А Лили, не смущаясь, входила в воду, вместе с осликом Пиколлё, за ними уверенно шла вторая слониха Мирза. И два хобота превращались в фонтаны.

Здесь же рядом располагались артисты. Кто купался, кто полоскал в прозрачной воде белье. Лили – добрая, спокойная слониха, а Мирза – озорница. Однажды она подошла к тазу с бельем и… белье только и видели. Розовые трико Мирза закусила двумя наволочками да бодро пошла купаться. Лили ей во всем уступает, хоть и старше Мирзы, а я не дружу с Мирзой, потому что она иногда отнимает у Лили целую буханку хлеба. Лили нравятся и зимние и летние цирки. Мирза любит только летние. Конечно, если бы это было не так, зачем же она в Челябинске разобрала по досточкам весь потолок над собой, и из-за нее Лили заболела ангиной. Она лежала укрытая попонами, и папа заставлял ее выпивать два ведра горячего чаю с вином и малиной. Лили послушно пила, а потом хоботом пыталась сбросить с себя попоны: ей было жарко. Но папа заботливо укрывал ее и держал в руках хобот. Все дни, пока болела Лили, папа проводил в цирке и даже по ночам не отходил от нашей Лили.

Нет, я не дружна с Мирзой, да и летних цирков не люблю. Купол у них из брезента. Когда ветер, он надувается, в дождь провисает, грозя набухшими шестью озерами пролиться на манеж. Осенью кончается сезон, и в таком цирке становится очень грустно.

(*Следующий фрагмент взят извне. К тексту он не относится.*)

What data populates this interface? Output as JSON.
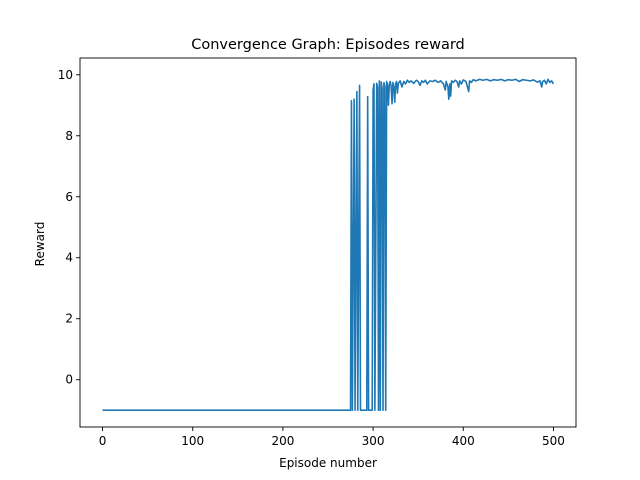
{
  "chart_data": {
    "type": "line",
    "title": "Convergence Graph: Episodes reward",
    "xlabel": "Episode number",
    "ylabel": "Reward",
    "xlim": [
      -25,
      525
    ],
    "ylim": [
      -1.55,
      10.55
    ],
    "xticks": [
      0,
      100,
      200,
      300,
      400,
      500
    ],
    "yticks": [
      0,
      2,
      4,
      6,
      8,
      10
    ],
    "grid": false,
    "legend": "none",
    "series": [
      {
        "color": "#1f77b4",
        "points": [
          [
            0,
            -1
          ],
          [
            275,
            -1
          ],
          [
            276,
            9.15
          ],
          [
            277,
            -1
          ],
          [
            279,
            9.2
          ],
          [
            280,
            -1
          ],
          [
            282,
            9.45
          ],
          [
            283,
            -1
          ],
          [
            285,
            9.65
          ],
          [
            286,
            -1
          ],
          [
            293,
            -1
          ],
          [
            294,
            9.28
          ],
          [
            295,
            -1
          ],
          [
            299,
            -1
          ],
          [
            300,
            9.5
          ],
          [
            301,
            9.7
          ],
          [
            302,
            -1
          ],
          [
            304,
            9.72
          ],
          [
            305,
            9.6
          ],
          [
            306,
            -1
          ],
          [
            307,
            9.8
          ],
          [
            308,
            -1
          ],
          [
            309,
            9.76
          ],
          [
            310,
            9.55
          ],
          [
            311,
            -1
          ],
          [
            312,
            9.74
          ],
          [
            313,
            9.6
          ],
          [
            314,
            -1
          ],
          [
            315,
            9.78
          ],
          [
            316,
            9.65
          ],
          [
            317,
            9.0
          ],
          [
            318,
            9.7
          ],
          [
            319,
            9.78
          ],
          [
            320,
            9.62
          ],
          [
            321,
            9.05
          ],
          [
            322,
            9.75
          ],
          [
            323,
            9.6
          ],
          [
            324,
            9.1
          ],
          [
            325,
            9.7
          ],
          [
            326,
            9.78
          ],
          [
            327,
            9.4
          ],
          [
            328,
            9.72
          ],
          [
            330,
            9.8
          ],
          [
            332,
            9.6
          ],
          [
            334,
            9.78
          ],
          [
            336,
            9.7
          ],
          [
            338,
            9.82
          ],
          [
            340,
            9.75
          ],
          [
            342,
            9.8
          ],
          [
            345,
            9.72
          ],
          [
            348,
            9.82
          ],
          [
            350,
            9.78
          ],
          [
            352,
            9.65
          ],
          [
            354,
            9.8
          ],
          [
            356,
            9.75
          ],
          [
            358,
            9.82
          ],
          [
            360,
            9.7
          ],
          [
            363,
            9.8
          ],
          [
            366,
            9.78
          ],
          [
            369,
            9.82
          ],
          [
            372,
            9.75
          ],
          [
            375,
            9.8
          ],
          [
            378,
            9.7
          ],
          [
            380,
            9.5
          ],
          [
            381,
            9.78
          ],
          [
            383,
            9.6
          ],
          [
            384,
            9.2
          ],
          [
            385,
            9.7
          ],
          [
            386,
            9.3
          ],
          [
            387,
            9.8
          ],
          [
            389,
            9.75
          ],
          [
            391,
            9.82
          ],
          [
            393,
            9.78
          ],
          [
            395,
            9.6
          ],
          [
            396,
            9.8
          ],
          [
            398,
            9.7
          ],
          [
            400,
            9.83
          ],
          [
            403,
            9.78
          ],
          [
            406,
            9.45
          ],
          [
            407,
            9.8
          ],
          [
            409,
            9.75
          ],
          [
            411,
            9.84
          ],
          [
            414,
            9.8
          ],
          [
            418,
            9.85
          ],
          [
            422,
            9.82
          ],
          [
            426,
            9.85
          ],
          [
            430,
            9.8
          ],
          [
            434,
            9.84
          ],
          [
            438,
            9.82
          ],
          [
            442,
            9.85
          ],
          [
            446,
            9.8
          ],
          [
            450,
            9.84
          ],
          [
            454,
            9.82
          ],
          [
            458,
            9.85
          ],
          [
            462,
            9.78
          ],
          [
            466,
            9.84
          ],
          [
            470,
            9.82
          ],
          [
            474,
            9.8
          ],
          [
            478,
            9.83
          ],
          [
            482,
            9.76
          ],
          [
            485,
            9.8
          ],
          [
            487,
            9.6
          ],
          [
            488,
            9.78
          ],
          [
            490,
            9.82
          ],
          [
            492,
            9.7
          ],
          [
            494,
            9.85
          ],
          [
            496,
            9.75
          ],
          [
            498,
            9.8
          ],
          [
            500,
            9.7
          ]
        ]
      }
    ]
  }
}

Уведут животных, снимут купол, и стоит цирк, как облетевший одуванчик.

– Папа, я уже увидела цирк! – сбивчиво пересказывала я отцу свои ощущения. Он слушал, кивал головой, изредка перебивал:

– А манежи, Натальюшка?

– Манеж… – я в нерешительности замолчала.

Папа вел меня к манежу. Мы садились на барьер. Я прижималась к папе.

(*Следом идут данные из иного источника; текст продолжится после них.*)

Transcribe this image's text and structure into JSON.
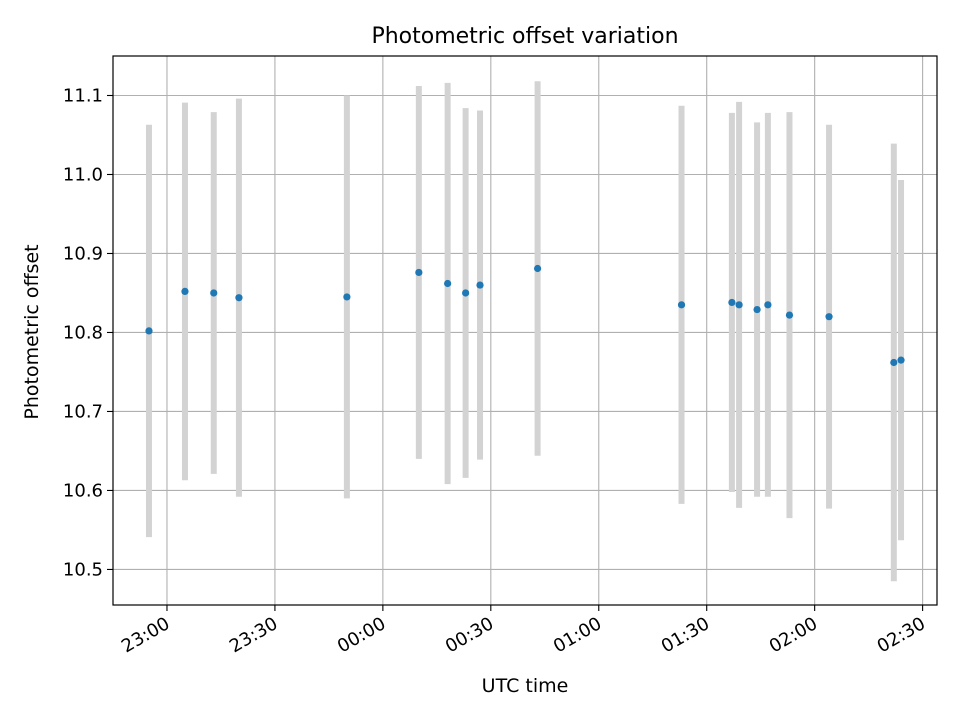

– Манежи во всех цирках одинаковые. Раньше говорили, что нет у цирковых артистов дома. Кочуют они. И вот приезжают в цирк, такие же стены, такой же пол, а главное – совсем такой же родной, для людей и для животных, манеж. Поэтому наша Лили так уверенно может даже без репетиции в любом городе отработать премьеру. Ты понимаешь меня, Наташа? Вот сегодня выходной день, цирк отдыхает. Смотри под купол. Видишь, лонжа и трапеция закручены вместе, как выжатое белье, – это и есть примета, цирк отдыхает. Пойдем и мы в гардеробную.

Меня укладывали на небольшом кованом сундуке, в котором находились папины накидки, шитые бисером, каменьями, пышные воротники, жабо. Папа садился у столика и что-то мастерил из палочки. Я догадывалась: реквизит для морского льва. Мама приводила в порядок костюмы,

– Мама, а в чем я буду работать? – спрашивала я.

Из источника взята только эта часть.